Champagner statt Prosecco

Immer mehr Menschen buchen Luxusurlaub, statt günstige Herbergen. Ein Trend, den sich die Vier- und Fünfsternhotels zum Vortei machen: Man stockt auf. Und das, obwohl die Auslastung laut Statistik Austria leicht zurück geht.
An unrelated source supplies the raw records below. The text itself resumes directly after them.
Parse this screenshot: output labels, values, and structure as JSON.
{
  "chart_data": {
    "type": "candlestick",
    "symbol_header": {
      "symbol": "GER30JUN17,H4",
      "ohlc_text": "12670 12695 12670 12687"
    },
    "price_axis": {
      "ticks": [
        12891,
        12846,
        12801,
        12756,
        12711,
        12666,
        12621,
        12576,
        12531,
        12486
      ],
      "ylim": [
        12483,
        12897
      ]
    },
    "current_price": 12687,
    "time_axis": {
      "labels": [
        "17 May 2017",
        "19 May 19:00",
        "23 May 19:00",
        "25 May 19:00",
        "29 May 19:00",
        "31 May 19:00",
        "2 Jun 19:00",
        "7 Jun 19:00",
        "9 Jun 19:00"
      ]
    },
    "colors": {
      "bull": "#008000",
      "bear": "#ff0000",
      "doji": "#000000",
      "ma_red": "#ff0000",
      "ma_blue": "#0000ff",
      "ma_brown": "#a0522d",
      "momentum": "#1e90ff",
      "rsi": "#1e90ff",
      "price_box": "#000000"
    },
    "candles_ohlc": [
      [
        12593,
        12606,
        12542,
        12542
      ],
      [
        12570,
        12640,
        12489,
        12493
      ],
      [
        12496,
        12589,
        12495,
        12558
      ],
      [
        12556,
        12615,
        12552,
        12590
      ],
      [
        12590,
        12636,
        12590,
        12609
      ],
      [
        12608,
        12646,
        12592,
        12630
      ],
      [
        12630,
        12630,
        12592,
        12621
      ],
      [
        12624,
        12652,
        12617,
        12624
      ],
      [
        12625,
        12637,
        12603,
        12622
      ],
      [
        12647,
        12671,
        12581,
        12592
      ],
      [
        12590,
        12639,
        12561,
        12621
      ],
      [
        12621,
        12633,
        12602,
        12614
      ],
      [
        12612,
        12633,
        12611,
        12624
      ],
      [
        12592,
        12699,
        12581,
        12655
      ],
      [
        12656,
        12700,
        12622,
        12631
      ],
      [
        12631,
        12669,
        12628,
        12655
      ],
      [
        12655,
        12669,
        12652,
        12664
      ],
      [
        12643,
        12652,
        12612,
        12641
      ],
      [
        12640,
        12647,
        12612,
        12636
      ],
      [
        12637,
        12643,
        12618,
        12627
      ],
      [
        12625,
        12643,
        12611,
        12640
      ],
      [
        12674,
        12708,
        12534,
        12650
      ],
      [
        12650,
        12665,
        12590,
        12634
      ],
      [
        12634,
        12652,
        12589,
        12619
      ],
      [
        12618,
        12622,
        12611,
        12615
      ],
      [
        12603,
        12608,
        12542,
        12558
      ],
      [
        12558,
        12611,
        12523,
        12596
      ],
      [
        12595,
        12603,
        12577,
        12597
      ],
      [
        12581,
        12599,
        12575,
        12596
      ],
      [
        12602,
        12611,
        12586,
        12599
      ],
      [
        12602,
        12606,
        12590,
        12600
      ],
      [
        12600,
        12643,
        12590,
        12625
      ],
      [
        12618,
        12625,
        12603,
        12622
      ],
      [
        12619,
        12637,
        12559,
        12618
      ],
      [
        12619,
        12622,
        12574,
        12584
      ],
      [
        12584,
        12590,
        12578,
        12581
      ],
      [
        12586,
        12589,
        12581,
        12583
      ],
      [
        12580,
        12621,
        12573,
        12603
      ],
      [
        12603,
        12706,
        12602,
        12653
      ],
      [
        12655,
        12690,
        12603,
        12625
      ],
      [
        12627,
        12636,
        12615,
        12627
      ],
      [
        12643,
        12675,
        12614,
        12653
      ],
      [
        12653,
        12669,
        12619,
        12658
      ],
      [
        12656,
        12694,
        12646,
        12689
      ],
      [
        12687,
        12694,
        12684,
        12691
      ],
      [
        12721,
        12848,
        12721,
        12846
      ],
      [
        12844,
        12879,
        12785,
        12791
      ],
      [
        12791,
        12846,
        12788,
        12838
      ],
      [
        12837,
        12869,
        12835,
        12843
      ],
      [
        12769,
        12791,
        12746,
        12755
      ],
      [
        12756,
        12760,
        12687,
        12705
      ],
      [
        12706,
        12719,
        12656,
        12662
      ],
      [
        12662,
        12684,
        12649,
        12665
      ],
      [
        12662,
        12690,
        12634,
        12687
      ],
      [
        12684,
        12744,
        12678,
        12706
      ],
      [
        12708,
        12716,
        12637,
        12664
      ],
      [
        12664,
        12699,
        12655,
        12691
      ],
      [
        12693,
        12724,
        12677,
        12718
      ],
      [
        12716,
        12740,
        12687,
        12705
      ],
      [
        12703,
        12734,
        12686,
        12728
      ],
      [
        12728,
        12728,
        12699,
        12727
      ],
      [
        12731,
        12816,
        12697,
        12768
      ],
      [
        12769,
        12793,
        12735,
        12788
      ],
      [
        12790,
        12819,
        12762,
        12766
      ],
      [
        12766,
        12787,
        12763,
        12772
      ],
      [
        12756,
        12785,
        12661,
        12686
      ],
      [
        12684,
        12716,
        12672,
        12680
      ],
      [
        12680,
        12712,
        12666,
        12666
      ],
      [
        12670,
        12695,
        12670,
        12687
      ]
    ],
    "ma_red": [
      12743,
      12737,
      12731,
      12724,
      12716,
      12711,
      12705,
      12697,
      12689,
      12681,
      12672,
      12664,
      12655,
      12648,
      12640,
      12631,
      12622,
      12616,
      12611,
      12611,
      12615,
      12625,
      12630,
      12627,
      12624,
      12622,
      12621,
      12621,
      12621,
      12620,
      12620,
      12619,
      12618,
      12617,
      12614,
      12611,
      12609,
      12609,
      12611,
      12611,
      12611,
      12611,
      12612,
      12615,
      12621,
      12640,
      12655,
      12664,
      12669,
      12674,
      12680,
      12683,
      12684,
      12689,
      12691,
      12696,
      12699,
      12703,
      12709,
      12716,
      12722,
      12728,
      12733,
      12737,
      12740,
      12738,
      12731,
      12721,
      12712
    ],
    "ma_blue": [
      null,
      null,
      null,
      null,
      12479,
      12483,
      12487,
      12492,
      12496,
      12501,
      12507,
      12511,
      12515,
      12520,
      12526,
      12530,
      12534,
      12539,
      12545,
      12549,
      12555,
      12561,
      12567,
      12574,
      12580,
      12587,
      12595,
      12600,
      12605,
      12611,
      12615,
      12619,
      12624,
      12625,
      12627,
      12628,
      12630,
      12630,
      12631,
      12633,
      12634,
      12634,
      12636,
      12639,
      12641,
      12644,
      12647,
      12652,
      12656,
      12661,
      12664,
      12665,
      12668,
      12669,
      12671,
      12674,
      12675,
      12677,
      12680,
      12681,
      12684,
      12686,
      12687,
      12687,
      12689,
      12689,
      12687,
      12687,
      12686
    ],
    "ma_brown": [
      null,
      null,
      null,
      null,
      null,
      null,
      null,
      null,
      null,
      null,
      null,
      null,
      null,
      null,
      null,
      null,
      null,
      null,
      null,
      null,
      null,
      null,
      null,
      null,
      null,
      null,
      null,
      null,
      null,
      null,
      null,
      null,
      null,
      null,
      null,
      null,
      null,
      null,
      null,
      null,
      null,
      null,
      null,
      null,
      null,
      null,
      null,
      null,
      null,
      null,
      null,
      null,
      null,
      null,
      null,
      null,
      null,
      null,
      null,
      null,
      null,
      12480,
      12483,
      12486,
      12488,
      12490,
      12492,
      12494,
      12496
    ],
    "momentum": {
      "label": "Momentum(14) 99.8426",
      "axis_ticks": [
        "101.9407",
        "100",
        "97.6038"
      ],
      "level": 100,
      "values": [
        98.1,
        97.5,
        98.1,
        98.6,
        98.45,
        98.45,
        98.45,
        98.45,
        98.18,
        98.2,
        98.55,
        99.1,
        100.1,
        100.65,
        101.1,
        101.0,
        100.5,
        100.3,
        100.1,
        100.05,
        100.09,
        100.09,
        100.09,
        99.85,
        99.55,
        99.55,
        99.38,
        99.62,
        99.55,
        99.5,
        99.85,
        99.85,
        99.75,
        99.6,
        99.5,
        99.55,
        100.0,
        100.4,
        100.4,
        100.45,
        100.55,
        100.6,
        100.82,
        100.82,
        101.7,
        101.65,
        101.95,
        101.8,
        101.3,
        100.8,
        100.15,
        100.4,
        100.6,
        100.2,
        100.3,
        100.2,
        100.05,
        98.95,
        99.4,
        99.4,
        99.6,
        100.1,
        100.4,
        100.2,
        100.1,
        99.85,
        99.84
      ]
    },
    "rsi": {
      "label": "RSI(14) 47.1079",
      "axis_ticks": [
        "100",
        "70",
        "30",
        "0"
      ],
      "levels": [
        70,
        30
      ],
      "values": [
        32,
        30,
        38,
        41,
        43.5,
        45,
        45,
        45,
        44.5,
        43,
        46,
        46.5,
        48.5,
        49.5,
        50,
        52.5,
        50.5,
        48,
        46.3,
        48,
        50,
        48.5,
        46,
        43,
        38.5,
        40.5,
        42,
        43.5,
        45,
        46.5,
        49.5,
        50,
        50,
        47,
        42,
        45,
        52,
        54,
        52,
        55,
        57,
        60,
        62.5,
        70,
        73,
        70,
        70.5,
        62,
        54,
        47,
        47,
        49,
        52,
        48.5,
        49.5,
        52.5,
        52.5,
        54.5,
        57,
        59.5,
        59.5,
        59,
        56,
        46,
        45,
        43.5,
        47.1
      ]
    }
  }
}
Von November 2008 bis Oktober 2009 haben die Vier- und Fünfsternhotels ihre Bettenkapazität um 4,5 Prozent auf 241.700 weiter ausgebaut. Auch die Zahl der Betten in privaten Ferienwohnungen/-häusern erreichte mit 197.200 einen neuen Rekordwert, teilte die Statistik Austria am Dienstag mit. Zwei- und Einsternbetriebe (130.000) sowie Privatquartiere (124.000) hingegen hatten so wenig Betten wie noch nie.

Insgesamt gab es es im Berichtszeitraum rund 67.200 Beherbergungsbetriebe mit knapp 1,09 Mio. Betten. Damit ist die Anzahl der Betriebe im Vergleich zu 2007/08 um 0,8 Prozent zurückgegangen und die Bettenkapazität um 1,0 Prozent gestiegen.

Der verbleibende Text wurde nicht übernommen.